- McNeal in October 1960

Member of the Missouri Senate from the 7th district
- In office 1960–1970

Personal details
- Born: November 5, 1905 Helena, Arkansas, U.S.
- Died: October 25, 1982 (aged 76) St. Louis, Missouri
- Party: Democratic
- Occupation: Union organizer, employment opportunity activist, politician

= Theodore McNeal =

American politician from Missouri (1905–1982)

Theodore D. McNeal (November 5, 1905 – October 25, 1982) was a union organizer, employment opportunity activist, and state legislator in Missouri. He was the first African American to serve in the Missouri Senate.

He was born in Helena, Arkansas and grew up there before settling in St. Louis after high school.
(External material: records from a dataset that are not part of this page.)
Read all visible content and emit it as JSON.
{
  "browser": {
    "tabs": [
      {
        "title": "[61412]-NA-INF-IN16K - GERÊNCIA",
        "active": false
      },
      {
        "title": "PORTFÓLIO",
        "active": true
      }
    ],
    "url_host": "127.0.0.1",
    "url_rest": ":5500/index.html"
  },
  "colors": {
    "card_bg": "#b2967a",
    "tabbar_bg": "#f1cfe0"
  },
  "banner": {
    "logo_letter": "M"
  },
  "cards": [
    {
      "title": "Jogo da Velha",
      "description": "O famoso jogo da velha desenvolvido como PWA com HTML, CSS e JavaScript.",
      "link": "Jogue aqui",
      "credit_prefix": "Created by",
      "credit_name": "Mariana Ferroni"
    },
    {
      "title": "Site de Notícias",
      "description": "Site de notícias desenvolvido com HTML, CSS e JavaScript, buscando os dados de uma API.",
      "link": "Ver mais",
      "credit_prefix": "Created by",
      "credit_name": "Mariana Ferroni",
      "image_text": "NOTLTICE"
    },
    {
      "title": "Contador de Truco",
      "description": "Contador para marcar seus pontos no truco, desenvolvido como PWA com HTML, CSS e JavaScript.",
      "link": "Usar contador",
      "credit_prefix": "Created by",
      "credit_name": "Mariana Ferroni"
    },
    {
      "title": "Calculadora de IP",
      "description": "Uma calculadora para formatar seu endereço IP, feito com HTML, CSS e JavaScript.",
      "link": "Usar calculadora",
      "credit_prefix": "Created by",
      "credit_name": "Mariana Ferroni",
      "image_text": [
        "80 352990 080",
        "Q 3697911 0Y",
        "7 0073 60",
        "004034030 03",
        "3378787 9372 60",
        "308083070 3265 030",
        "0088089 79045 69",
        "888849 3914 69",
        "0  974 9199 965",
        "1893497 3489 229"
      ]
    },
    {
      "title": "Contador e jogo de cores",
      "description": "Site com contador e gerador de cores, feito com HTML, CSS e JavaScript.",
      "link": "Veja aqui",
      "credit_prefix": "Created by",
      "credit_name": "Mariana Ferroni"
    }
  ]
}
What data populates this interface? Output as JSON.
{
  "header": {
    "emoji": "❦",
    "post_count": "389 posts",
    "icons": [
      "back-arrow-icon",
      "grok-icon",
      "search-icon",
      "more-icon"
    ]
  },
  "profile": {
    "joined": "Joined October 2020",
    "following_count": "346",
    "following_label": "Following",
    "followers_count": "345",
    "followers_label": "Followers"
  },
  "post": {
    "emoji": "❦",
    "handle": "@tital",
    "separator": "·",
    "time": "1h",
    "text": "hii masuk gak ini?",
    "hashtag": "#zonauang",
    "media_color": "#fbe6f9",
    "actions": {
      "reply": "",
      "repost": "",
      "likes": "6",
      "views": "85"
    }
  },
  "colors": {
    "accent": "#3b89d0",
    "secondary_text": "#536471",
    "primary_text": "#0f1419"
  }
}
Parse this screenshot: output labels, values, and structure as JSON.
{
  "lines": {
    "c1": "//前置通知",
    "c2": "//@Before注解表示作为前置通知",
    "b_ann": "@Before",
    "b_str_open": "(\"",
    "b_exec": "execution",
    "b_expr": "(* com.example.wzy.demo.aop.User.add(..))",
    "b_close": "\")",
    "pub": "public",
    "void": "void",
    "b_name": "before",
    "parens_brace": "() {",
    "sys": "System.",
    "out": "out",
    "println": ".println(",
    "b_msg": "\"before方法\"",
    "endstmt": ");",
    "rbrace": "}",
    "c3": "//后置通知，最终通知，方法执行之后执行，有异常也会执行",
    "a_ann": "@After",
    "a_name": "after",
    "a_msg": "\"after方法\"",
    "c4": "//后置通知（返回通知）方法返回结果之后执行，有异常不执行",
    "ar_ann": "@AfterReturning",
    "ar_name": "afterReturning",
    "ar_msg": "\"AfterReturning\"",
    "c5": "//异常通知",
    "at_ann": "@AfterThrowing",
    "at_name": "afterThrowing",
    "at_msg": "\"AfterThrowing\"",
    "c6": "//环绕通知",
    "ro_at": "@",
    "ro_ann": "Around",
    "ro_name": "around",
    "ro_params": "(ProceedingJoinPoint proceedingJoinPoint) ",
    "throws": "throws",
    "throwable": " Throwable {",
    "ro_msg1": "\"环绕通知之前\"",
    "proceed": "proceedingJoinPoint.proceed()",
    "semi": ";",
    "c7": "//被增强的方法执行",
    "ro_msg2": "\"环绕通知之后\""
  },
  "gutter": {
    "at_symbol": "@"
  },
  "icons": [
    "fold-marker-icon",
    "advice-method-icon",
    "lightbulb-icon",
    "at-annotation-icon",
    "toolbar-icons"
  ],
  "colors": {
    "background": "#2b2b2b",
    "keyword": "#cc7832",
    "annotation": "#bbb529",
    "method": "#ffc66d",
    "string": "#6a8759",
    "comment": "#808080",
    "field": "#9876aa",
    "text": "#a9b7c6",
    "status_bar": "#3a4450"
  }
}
In 1930, McNeal joined the International Brotherhood of Sleeping Car Porters. In 1942, McNeal and attorney David M. Grant founded the St. Louis branch of the March on Washington Movement (MOWM). After years of working as a union organizer, in 1950 he became president of the organization.

In 1960 he defeated incumbent state senator Ernest J. Hogan in the Democratic Party primary and won election to the Missouri Senate. He served for 10 years, helping pass landmark civil rights legislation for fairer employment practices.

He served as Curator of the University of Missouri from 1970 to 1973, and in 1973 began serving as president of the Saint Louis Police Board. Furthermore, he also was the first African-American non-alumnus trustee of Washington University in St. Louis.

McNeal's daughter, Betty McNeal Wheeler, was founding principal of Metro Academic and Classical High School.